Bis zu seinem Unfall lief sein Leben so, wie er sich das vorgestellt hatte: Mit seiner Freundin war er seit sieben Jahren liiert, sie lebten bereits in einer gemeinsamen Wohnung in Tübingen. Er freute sich morgens ans Gymnasium zu gehen, wo er Lehrer ist, und seinen Schüler Sport und Englisch beizubringen. Seine Freizeit war mit Sport verplant, am liebsten spielte er Basketball oder er kletterte. Es zog in raus in die Natur, in die Berge oder ans Meer zum Surfen. Als nächstes wäre wohl ein Kind gekommen. Er führte eine glückliche Beziehung, hatte einen Beruf, der ihm Freude machte und Hobbys, die ihn erfüllten. So hätte es weitergehen können.
"Basti" nennen die Jugendlichen ihren Klettertrainer. Seit etwa zehn Jahren zeigt er ihnen, wie sie an der Steilwand sichere Tritte und Griffe setzen. Vor seinem Umfall stieg er voraus, seit sechs Jahren erklärt er die Technik vom Rollstuhl aus. Obwohl er sitzt, fällt auf, wie groß der 40-Jährige ist — über 1,90 Meter. Auch seine Hände sind riesig. Sie benutzt er, wenn er als Trainer eigentlich etwas mit den Beinen demonstrieren müsste. "Die Füße überkreuzen" sagt er etwa und kreuzt die Hände. Die Rechte bewegt er flink, die Linke ist zusammengekrümmt, steif, ohne Gefühl, kaum bewegbar. Unter der Jeans zeichnen sich die dünnen Beine ab. Die Muskeln haben sich durch die fehlende Belastung stark abgebaut, die Knochen sind weich und porös geworden.
Wenn Frey mit seinen Kletterschülern Scherze macht, zieht sich ein freches Grinsen über sein Gesicht. Er ist ein Kumpel-Typ, aufgeschlossen. Als Trainer kennt er hier viele der Leute, grüßt sie freundschaftlich. Nichts ist ihm anzumerken, als Gelähmter an einem Ort, an dem alles in Bewegung ist. Niemand wundert sich über den Rollstuhlfahrer in der Kletterhalle, der nur zuschauen kann. Sebastian Frey lässt keinen Zweifel daran, dass er hierher gehört.
Alltägliches wird unmöglich
Kurz nach seinem Unfall ahnte Frey noch nicht, wie sich sein Leben verändern würde. Er wusste nicht, dass er in Zukunft sein Hemd nicht mehr alleine zuknöpfen kann. Oder Hilfe beim Binden der Schnürsenkel oder beim Öffnen einer Konservendose braucht.
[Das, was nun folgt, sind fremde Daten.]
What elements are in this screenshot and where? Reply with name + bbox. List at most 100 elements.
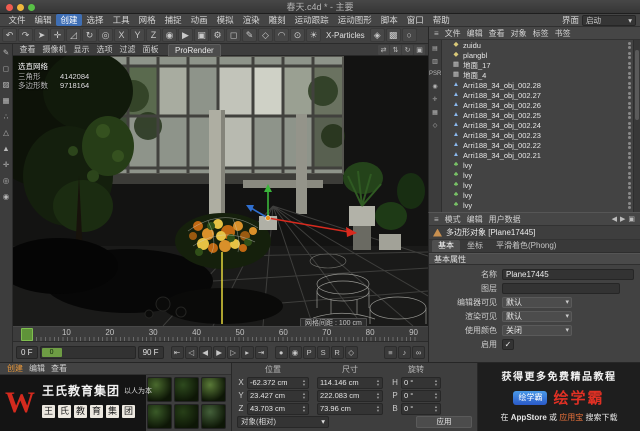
om-grid-icon[interactable]: ▦ xyxy=(429,109,441,116)
menu-item[interactable]: 雕刻 xyxy=(264,14,290,26)
render-visibility-dot[interactable] xyxy=(628,205,631,209)
previous-key-icon[interactable]: ◁ xyxy=(184,345,198,359)
render-visibility-dot[interactable] xyxy=(628,55,631,59)
viewport[interactable]: 查看 摄像机 显示 选项 过滤 面板 ProRender ⇄ ⇅ ↻ ▣ 网格间… xyxy=(13,43,428,326)
add-primitive-icon[interactable]: ◻ xyxy=(226,28,241,42)
material-thumbnail[interactable] xyxy=(201,404,226,429)
object-tree-item[interactable]: ▲ Arri188_34_obj_002.21 xyxy=(442,150,633,160)
interface-menu[interactable]: 界面 xyxy=(562,14,579,26)
history-back-icon[interactable]: ◀ xyxy=(612,215,617,223)
move-tool-icon[interactable]: ✛ xyxy=(50,28,65,42)
scrollbar-thumb[interactable] xyxy=(635,50,639,120)
editor-visibility-dot[interactable] xyxy=(628,131,631,135)
editor-visibility-dot[interactable] xyxy=(628,71,631,75)
om-misc-icon[interactable]: ◇ xyxy=(429,122,441,129)
polygons-mode-icon[interactable]: ▲ xyxy=(1,143,12,154)
layout-select[interactable]: 启动 ▾ xyxy=(582,14,636,26)
texture-mode-icon[interactable]: ▨ xyxy=(1,79,12,90)
goto-start-icon[interactable]: ⇤ xyxy=(170,345,184,359)
current-frame-field[interactable]: 0 F xyxy=(16,345,38,359)
attribute-tab[interactable]: 基本 xyxy=(432,240,460,252)
material-thumbnail[interactable] xyxy=(147,404,172,429)
tab-prorender[interactable]: ProRender xyxy=(168,43,221,56)
attribute-menu-item[interactable]: 用户数据 xyxy=(486,214,524,225)
editor-visibility-dot[interactable] xyxy=(628,171,631,175)
redo-icon[interactable]: ↷ xyxy=(18,28,33,42)
volume-menu-icon[interactable]: ▩ xyxy=(385,28,401,42)
material-thumbnail[interactable] xyxy=(174,404,199,429)
menu-item[interactable]: 模拟 xyxy=(212,14,238,26)
last-tool-icon[interactable]: ◎ xyxy=(98,28,113,42)
add-deformer-icon[interactable]: ◠ xyxy=(274,28,289,42)
undo-icon[interactable]: ↶ xyxy=(2,28,17,42)
object-tree-item[interactable]: ♣ lvy xyxy=(442,200,633,210)
object-manager-menu-item[interactable]: 编辑 xyxy=(464,28,486,39)
editor-visibility-dot[interactable] xyxy=(628,91,631,95)
material-thumbnail[interactable] xyxy=(201,377,226,402)
viewport-menu-item[interactable]: 过滤 xyxy=(116,44,139,55)
material-menu-item[interactable]: 编辑 xyxy=(26,363,48,374)
render-visibility-dot[interactable] xyxy=(628,185,631,189)
render-picture-viewer-icon[interactable]: ▣ xyxy=(194,28,209,42)
attribute-tab[interactable]: 坐标 xyxy=(461,240,489,252)
menu-item[interactable]: 文件 xyxy=(4,14,30,26)
viewport-menu-item[interactable]: 显示 xyxy=(70,44,93,55)
object-manager-menu-item[interactable]: 书签 xyxy=(552,28,574,39)
menu-item[interactable]: 脚本 xyxy=(376,14,402,26)
sound-toggle-icon[interactable]: ♪ xyxy=(398,345,411,359)
lock-y-axis-icon[interactable]: Y xyxy=(130,28,145,42)
om-axis-icon[interactable]: ✛ xyxy=(429,96,441,103)
edges-mode-icon[interactable]: △ xyxy=(1,127,12,138)
editor-visibility-dot[interactable] xyxy=(628,201,631,205)
object-tree-item[interactable]: ▲ Arri188_34_obj_002.24 xyxy=(442,120,633,130)
menu-item[interactable]: 帮助 xyxy=(428,14,454,26)
rotation-field[interactable]: 0 ° ▲ ▼ xyxy=(401,376,441,389)
object-tree-item[interactable]: ♣ lvy xyxy=(442,160,633,170)
om-snap-icon[interactable]: ◉ xyxy=(429,83,441,90)
model-mode-icon[interactable]: ◻ xyxy=(1,63,12,74)
menu-item[interactable]: 创建 xyxy=(56,14,83,26)
viewport-filter-icon[interactable]: ◎ xyxy=(1,175,12,186)
previous-frame-icon[interactable]: ◀ xyxy=(198,345,212,359)
record-keyframe-icon[interactable]: ● xyxy=(274,345,288,359)
size-field[interactable]: 222.083 cm ▲ ▼ xyxy=(317,389,383,402)
menu-item[interactable]: 渲染 xyxy=(238,14,264,26)
size-field[interactable]: 114.146 cm ▲ ▼ xyxy=(317,376,383,389)
loop-mode-icon[interactable]: ∞ xyxy=(412,345,425,359)
lock-z-axis-icon[interactable]: Z xyxy=(146,28,161,42)
editor-visibility-dot[interactable] xyxy=(628,81,631,85)
snap-toggle-icon[interactable]: ◉ xyxy=(1,191,12,202)
axis-mode-icon[interactable]: ✛ xyxy=(1,159,12,170)
material-menu-item[interactable]: 查看 xyxy=(48,363,70,374)
stepper-icon[interactable]: ▲ ▼ xyxy=(434,405,438,412)
menu-item[interactable]: 动画 xyxy=(186,14,212,26)
render-view-icon[interactable]: ▶ xyxy=(178,28,193,42)
stepper-icon[interactable]: ▲ ▼ xyxy=(376,405,380,412)
menu-item[interactable]: 运动跟踪 xyxy=(290,14,333,26)
pan-view-icon[interactable]: ⇄ xyxy=(378,44,389,55)
om-layers-icon[interactable]: ▥ xyxy=(429,58,441,65)
rotate-view-icon[interactable]: ↻ xyxy=(402,44,413,55)
add-generator-icon[interactable]: ◇ xyxy=(258,28,273,42)
stepper-icon[interactable]: ▲ ▼ xyxy=(434,392,438,399)
make-editable-icon[interactable]: ✎ xyxy=(1,47,12,58)
rotation-field[interactable]: 0 ° ▲ ▼ xyxy=(401,402,441,415)
key-scale-icon[interactable]: S xyxy=(316,345,330,359)
apply-button[interactable]: 应用 xyxy=(416,416,472,428)
simulate-menu-icon[interactable]: ◈ xyxy=(369,28,385,42)
render-visibility-dot[interactable] xyxy=(628,175,631,179)
object-tree-scrollbar[interactable] xyxy=(633,40,640,212)
render-visibility-dot[interactable] xyxy=(628,115,631,119)
viewport-menu-item[interactable]: 选项 xyxy=(93,44,116,55)
object-tree-item[interactable]: ♣ lvy xyxy=(442,180,633,190)
editor-visibility-dot[interactable] xyxy=(628,151,631,155)
object-tree-item[interactable]: ▲ Arri188_34_obj_002.28 xyxy=(442,80,633,90)
object-manager-menu-item[interactable]: 查看 xyxy=(486,28,508,39)
attribute-menu-item[interactable]: 编辑 xyxy=(464,214,486,225)
object-tree-item[interactable]: ◆ plangbl xyxy=(442,50,633,60)
render-visibility-dot[interactable] xyxy=(628,165,631,169)
points-mode-icon[interactable]: ∴ xyxy=(1,111,12,122)
material-menu-item[interactable]: 创建 xyxy=(4,363,26,374)
render-visibility-dot[interactable] xyxy=(628,155,631,159)
object-tree-item[interactable]: ▲ Arri188_34_obj_002.22 xyxy=(442,140,633,150)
Er wusste auch nicht, dass er in der Schule erst ab der dritten Stunde unterrichten kann, weil es morgens zu lange dauert, bis sein Kreislauf in Schwung kommt. Dass er in Zukunft den Großteil seiner Kraft und Zeit darauf verwenden muss, den Alltag zu bewältigen.
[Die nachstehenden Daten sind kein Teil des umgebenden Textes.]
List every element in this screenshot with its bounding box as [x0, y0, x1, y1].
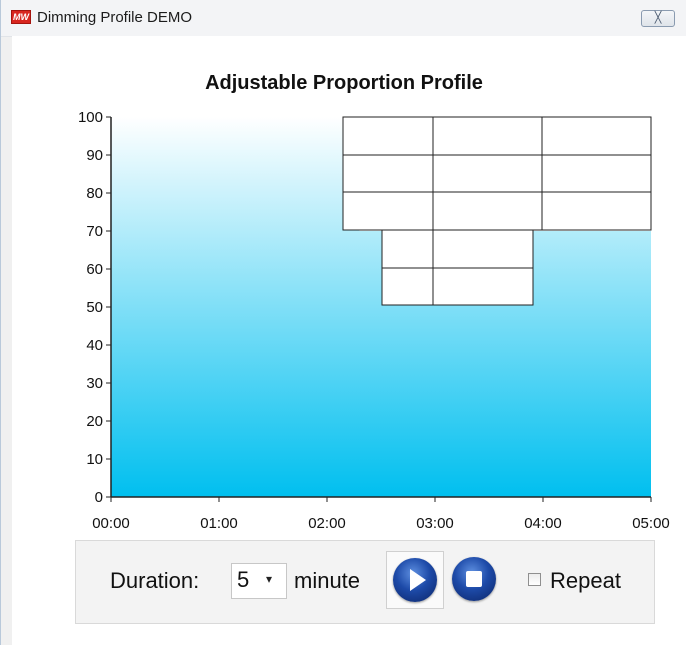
- duration-value: 5: [237, 567, 250, 592]
- repeat-checkbox[interactable]: [528, 573, 541, 586]
- app-window: MW Dimming Profile DEMO ╳ Adjustable Pro…: [0, 0, 686, 645]
- y-tick-label: 60: [86, 261, 103, 278]
- x-tick-label: 04:00: [524, 515, 562, 532]
- x-tick-label: 02:00: [308, 515, 346, 532]
- chevron-down-icon: ▾: [266, 572, 273, 586]
- y-tick-label: 0: [95, 489, 103, 506]
- y-tick-label: 10: [86, 451, 103, 468]
- duration-label: Duration:: [110, 568, 200, 593]
- duration-unit-label: minute: [294, 568, 361, 593]
- y-tick-label: 90: [86, 147, 103, 164]
- controls-panel: Duration: 5 ▾ minute Repeat: [75, 540, 655, 624]
- stop-button[interactable]: [452, 557, 496, 601]
- y-tick-label: 30: [86, 375, 103, 392]
- duration-select[interactable]: 5 ▾: [231, 563, 287, 599]
- y-tick-label: 70: [86, 223, 103, 240]
- y-tick-label: 50: [86, 299, 103, 316]
- x-tick-label: 00:00: [92, 515, 130, 532]
- x-tick-label: 03:00: [416, 515, 454, 532]
- play-button[interactable]: [386, 551, 444, 609]
- repeat-label: Repeat: [550, 568, 621, 593]
- stop-icon: [466, 571, 482, 587]
- y-tick-label: 100: [78, 109, 103, 126]
- y-tick-label: 40: [86, 337, 103, 354]
- x-tick-label: 05:00: [632, 515, 670, 532]
- y-tick-label: 80: [86, 185, 103, 202]
- editor-grid-block: [342, 116, 652, 231]
- y-tick-label: 20: [86, 413, 103, 430]
- play-icon: [393, 558, 437, 602]
- x-tick-label: 01:00: [200, 515, 238, 532]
Querschnittslähmung C5/C6 lautet die Diagnose. Das Rückenmark zwischen dem 5. und 6. Halswirbel ist vernarbt, es kann die Befehle des Gehirns an keine Nervenenden weiterleiten, die unterhalb der Verletzung liegen. Die Impulse dringen nur bis zu der Stelle in seinem Nacken vor, die heute von einer hellen, länglichen Narbe markiert ist. In Deutschland gibt es etwa 100 000 Querschnittsgelähmte, jährlich kommen ein- bis zweitausend dazu. Die meisten zwingen Unfälle in den Rollstuhl.
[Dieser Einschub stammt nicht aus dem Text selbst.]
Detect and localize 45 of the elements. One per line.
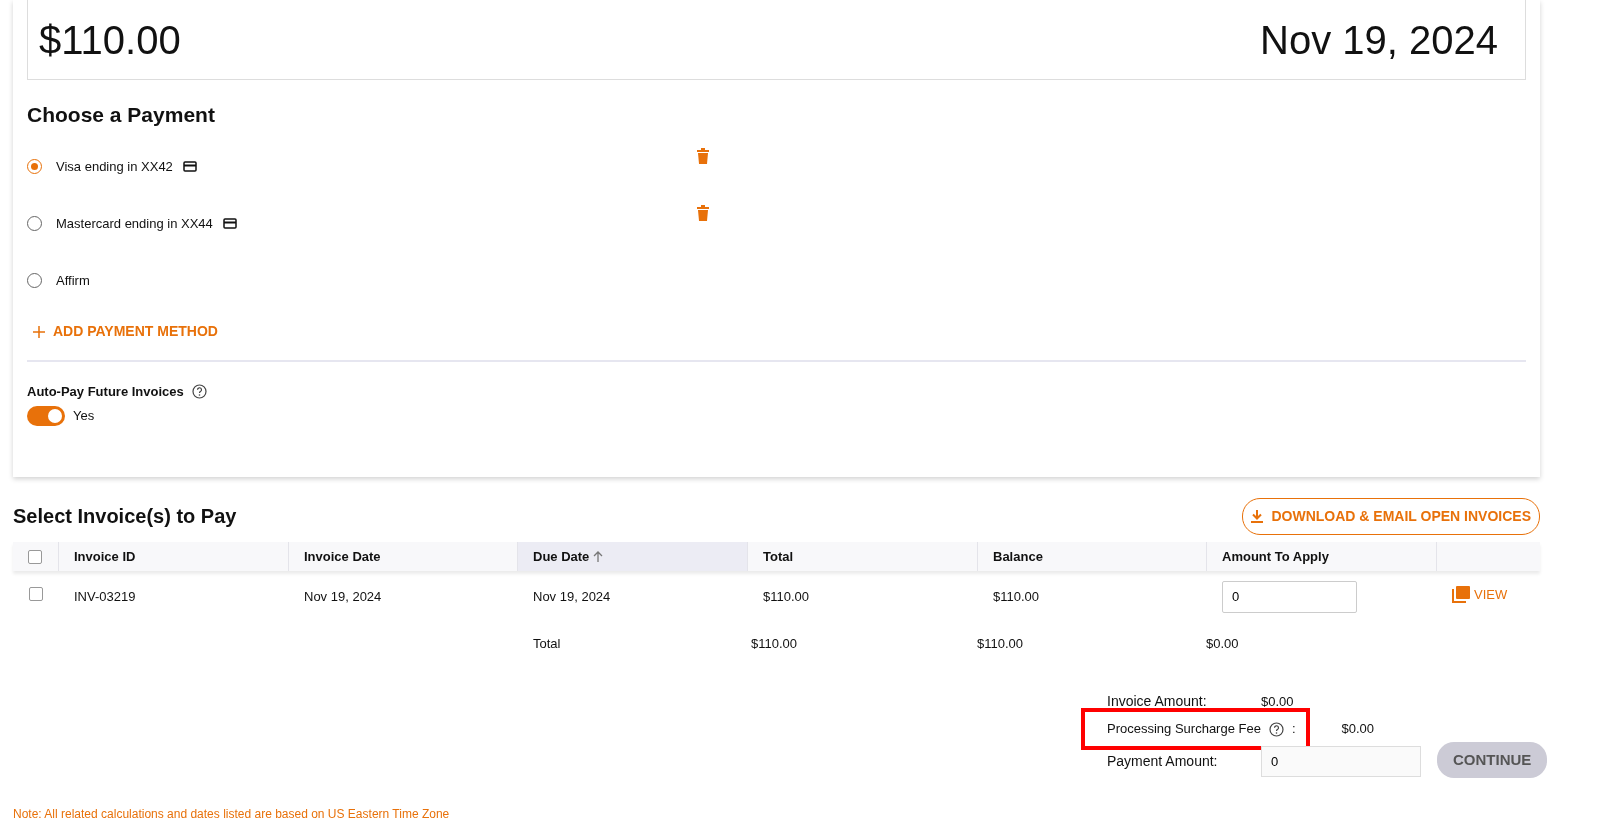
help-icon — [191, 384, 207, 400]
toggle-switch[interactable] — [27, 405, 65, 426]
section-heading: Select Invoice(s) to Pay — [13, 504, 237, 528]
table-cell: Nov 19, 2024 — [304, 588, 382, 604]
payment-amount-label: Payment Amount: — [1107, 751, 1219, 771]
help-icon — [1268, 721, 1284, 737]
column-header[interactable]: Invoice Date — [304, 546, 381, 567]
trash-icon[interactable] — [697, 148, 709, 165]
download-icon — [1251, 509, 1264, 523]
table-cell: $110.00 — [993, 588, 1040, 604]
payment-method-label: Visa ending in XX42 — [56, 158, 173, 177]
surcharge-amount: $0.00 — [1341, 720, 1375, 739]
credit-card-icon — [182, 161, 197, 173]
select-all-checkbox[interactable] — [28, 549, 42, 564]
toggle-value: Yes — [73, 406, 95, 425]
amount-due: $110.00 — [39, 16, 181, 64]
table-cell: INV-03219 — [74, 588, 136, 604]
surcharge-label: Processing Surcharge Fee — [1107, 720, 1261, 739]
column-header[interactable]: Total — [763, 546, 794, 567]
total-cell: $0.00 — [1206, 636, 1239, 652]
row-checkbox[interactable] — [29, 586, 43, 601]
invoice-amount-label: Invoice Amount: — [1107, 692, 1208, 711]
autopay-label: Auto-Pay Future Invoices — [27, 383, 184, 402]
amount-input[interactable]: 0 — [1222, 580, 1357, 613]
colon: : — [1291, 720, 1296, 739]
sort-arrow-icon — [593, 551, 604, 562]
payment-method-label: Affirm — [56, 272, 90, 291]
section-heading: Choose a Payment — [27, 102, 216, 128]
total-cell: Total — [533, 636, 561, 652]
table-cell: Nov 19, 2024 — [533, 588, 611, 604]
pdf-icon — [1452, 585, 1470, 603]
payment-amount-input[interactable]: 0 — [1261, 745, 1421, 777]
column-header[interactable]: Balance — [993, 546, 1043, 567]
column-header[interactable]: Amount To Apply — [1222, 546, 1329, 567]
total-cell: $110.00 — [977, 636, 1024, 652]
invoice-amount: $0.00 — [1261, 692, 1294, 711]
due-date: Nov 19, 2024 — [1260, 16, 1498, 64]
credit-card-icon — [222, 218, 237, 230]
table-cell: $110.00 — [763, 588, 810, 604]
payment-method-label: Mastercard ending in XX44 — [56, 215, 213, 234]
column-header[interactable]: Invoice ID — [74, 546, 136, 567]
total-cell: $110.00 — [751, 636, 798, 652]
trash-icon[interactable] — [697, 205, 709, 222]
plus-icon — [33, 325, 45, 338]
footnote: Note: All related calculations and dates listed are based on US Eastern Time Zone — [13, 806, 451, 823]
Frey musste nach dem verhängnisvollen Sprung ein neues Leben beginnen. Obwohl er noch in derselben Wohnung wohnt, denselben Job hat, sogar noch Sport unterrichten könnte, hat sich alles von Grund auf verändert. Seine Freundin hat ihn drei Jahre nach seinem Unfall verlassen, nach zehn Jahren Beziehung. Sie kam mit dem neuen Leben ihres Partners nicht zurecht. Statt Basketball und Klettern ist sein Sport heute Rollstuhlrugby. Dreimal die Woche hat er Termine beim Physiotherapeuten.